Cecil Sharp's Note 02 (1916)
No. 2. Bruton Town
THE tune, which is a very striking one, is in the Dorian mode. The singer varied the last phrase of the melody in four different ways (see English Folk Song: Some Conclusions, p. 23). For two other versions of this ballad, “Lord Burlington’s Sister” and “In Strawberry Town,” see the Journal of the Folk-Song Society (volume ii, p. 42; volume v, pp. 123–127), where the ballad has received a very searching analysis at the hands of Miss Lucy Broadwood. It will be seen that the story is the same as that of Boccaccio’s “Isabella and the Pot of Basil” in the Decameron, and of Keats’s poem of the same name. It is true that “Bruton Town” breaks off at the wiping of the dead lover’s eyes, and omits the gruesome incident of the planting of the head in the flowerpot; yet up to that point the stories are nearly identical.

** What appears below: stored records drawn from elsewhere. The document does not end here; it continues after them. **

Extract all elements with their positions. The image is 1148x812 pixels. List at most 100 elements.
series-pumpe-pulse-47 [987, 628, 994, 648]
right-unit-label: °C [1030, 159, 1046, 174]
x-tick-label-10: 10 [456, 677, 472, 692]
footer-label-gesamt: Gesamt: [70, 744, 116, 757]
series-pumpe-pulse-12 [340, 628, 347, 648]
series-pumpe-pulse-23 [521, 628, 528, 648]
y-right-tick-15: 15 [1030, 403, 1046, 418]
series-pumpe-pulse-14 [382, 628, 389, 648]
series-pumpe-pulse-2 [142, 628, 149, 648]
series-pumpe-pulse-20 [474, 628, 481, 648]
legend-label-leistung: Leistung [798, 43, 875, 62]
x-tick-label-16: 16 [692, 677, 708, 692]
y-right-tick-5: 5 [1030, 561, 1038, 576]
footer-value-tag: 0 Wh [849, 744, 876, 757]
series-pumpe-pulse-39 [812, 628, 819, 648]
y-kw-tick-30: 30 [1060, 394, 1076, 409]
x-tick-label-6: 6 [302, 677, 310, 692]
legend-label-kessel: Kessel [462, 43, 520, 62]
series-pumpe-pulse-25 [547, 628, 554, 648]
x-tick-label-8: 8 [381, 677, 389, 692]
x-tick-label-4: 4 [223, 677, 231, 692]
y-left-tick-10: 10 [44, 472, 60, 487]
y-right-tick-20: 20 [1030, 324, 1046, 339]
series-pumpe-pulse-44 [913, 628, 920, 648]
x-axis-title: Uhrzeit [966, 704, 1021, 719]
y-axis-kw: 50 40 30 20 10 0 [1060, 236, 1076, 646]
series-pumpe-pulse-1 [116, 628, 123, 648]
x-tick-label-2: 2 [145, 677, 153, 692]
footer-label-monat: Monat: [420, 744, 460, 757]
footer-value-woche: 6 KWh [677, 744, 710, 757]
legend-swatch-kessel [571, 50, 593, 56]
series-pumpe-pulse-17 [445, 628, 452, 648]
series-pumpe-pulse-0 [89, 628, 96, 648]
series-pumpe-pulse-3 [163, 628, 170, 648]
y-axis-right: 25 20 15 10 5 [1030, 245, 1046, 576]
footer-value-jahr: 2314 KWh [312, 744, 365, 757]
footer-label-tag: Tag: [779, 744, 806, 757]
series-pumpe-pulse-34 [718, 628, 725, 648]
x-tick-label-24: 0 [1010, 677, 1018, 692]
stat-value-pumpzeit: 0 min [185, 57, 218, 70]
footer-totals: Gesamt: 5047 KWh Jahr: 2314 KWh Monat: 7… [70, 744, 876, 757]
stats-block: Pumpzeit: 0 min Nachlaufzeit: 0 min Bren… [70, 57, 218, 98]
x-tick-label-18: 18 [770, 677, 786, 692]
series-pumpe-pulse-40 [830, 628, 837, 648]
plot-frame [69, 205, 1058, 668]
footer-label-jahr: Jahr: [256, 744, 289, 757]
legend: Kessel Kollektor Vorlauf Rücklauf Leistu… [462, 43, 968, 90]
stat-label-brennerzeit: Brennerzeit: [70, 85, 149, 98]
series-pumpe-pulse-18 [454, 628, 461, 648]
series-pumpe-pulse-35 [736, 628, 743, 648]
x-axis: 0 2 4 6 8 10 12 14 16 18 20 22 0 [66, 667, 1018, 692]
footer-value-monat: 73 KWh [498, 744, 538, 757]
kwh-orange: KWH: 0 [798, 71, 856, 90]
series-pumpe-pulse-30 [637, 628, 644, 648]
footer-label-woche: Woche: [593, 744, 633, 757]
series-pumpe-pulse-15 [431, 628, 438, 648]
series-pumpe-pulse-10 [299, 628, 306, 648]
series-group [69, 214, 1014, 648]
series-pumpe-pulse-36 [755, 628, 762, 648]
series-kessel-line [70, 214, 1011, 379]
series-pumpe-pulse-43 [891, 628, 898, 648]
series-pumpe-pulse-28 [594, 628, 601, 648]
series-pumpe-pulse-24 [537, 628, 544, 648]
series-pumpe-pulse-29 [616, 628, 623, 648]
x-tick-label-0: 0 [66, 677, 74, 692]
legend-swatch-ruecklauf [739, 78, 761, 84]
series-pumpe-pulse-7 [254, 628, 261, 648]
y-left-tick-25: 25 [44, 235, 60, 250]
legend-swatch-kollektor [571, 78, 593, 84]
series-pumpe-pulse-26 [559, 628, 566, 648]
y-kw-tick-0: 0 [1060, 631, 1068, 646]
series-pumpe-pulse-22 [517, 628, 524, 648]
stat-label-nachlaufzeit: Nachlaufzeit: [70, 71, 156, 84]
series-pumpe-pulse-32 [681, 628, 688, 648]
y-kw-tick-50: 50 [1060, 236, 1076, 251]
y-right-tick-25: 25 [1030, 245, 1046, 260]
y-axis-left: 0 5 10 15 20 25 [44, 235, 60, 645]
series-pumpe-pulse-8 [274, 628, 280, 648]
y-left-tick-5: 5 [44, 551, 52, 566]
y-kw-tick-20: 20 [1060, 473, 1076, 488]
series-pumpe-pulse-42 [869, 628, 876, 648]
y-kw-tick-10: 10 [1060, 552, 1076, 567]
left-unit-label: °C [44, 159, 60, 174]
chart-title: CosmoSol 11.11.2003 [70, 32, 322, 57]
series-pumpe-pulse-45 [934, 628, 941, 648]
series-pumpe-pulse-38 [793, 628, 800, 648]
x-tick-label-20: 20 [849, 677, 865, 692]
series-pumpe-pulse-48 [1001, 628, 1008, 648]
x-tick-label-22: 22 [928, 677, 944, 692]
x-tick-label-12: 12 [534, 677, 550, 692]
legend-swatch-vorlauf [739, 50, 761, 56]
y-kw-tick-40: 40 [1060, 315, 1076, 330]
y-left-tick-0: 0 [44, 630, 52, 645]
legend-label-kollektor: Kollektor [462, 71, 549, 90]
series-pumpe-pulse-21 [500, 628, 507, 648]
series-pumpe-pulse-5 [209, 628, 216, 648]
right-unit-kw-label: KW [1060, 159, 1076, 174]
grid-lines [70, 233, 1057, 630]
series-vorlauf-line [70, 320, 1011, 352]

The song was popular with the minstrels of the Middle Ages, and was made use of by Hans Sachs, who derived his version from “Cento Novelli,” a translation of the Decameron by Steinhöwel (1482). Hans Sachs names his heroine Lisabetha and retains the Italian tradition that Messina was the town where the rich merchant and his family dwelt. It is interesting to observe that this ballad is one of the very few that succeeded in eluding the notice of Professor Child.
The words of both the versions that I have collected were very corrupt, so that the lines given in the text have received some editing. For the original sets the student is referred to the Journal of the Folk-Song Society, quoted above.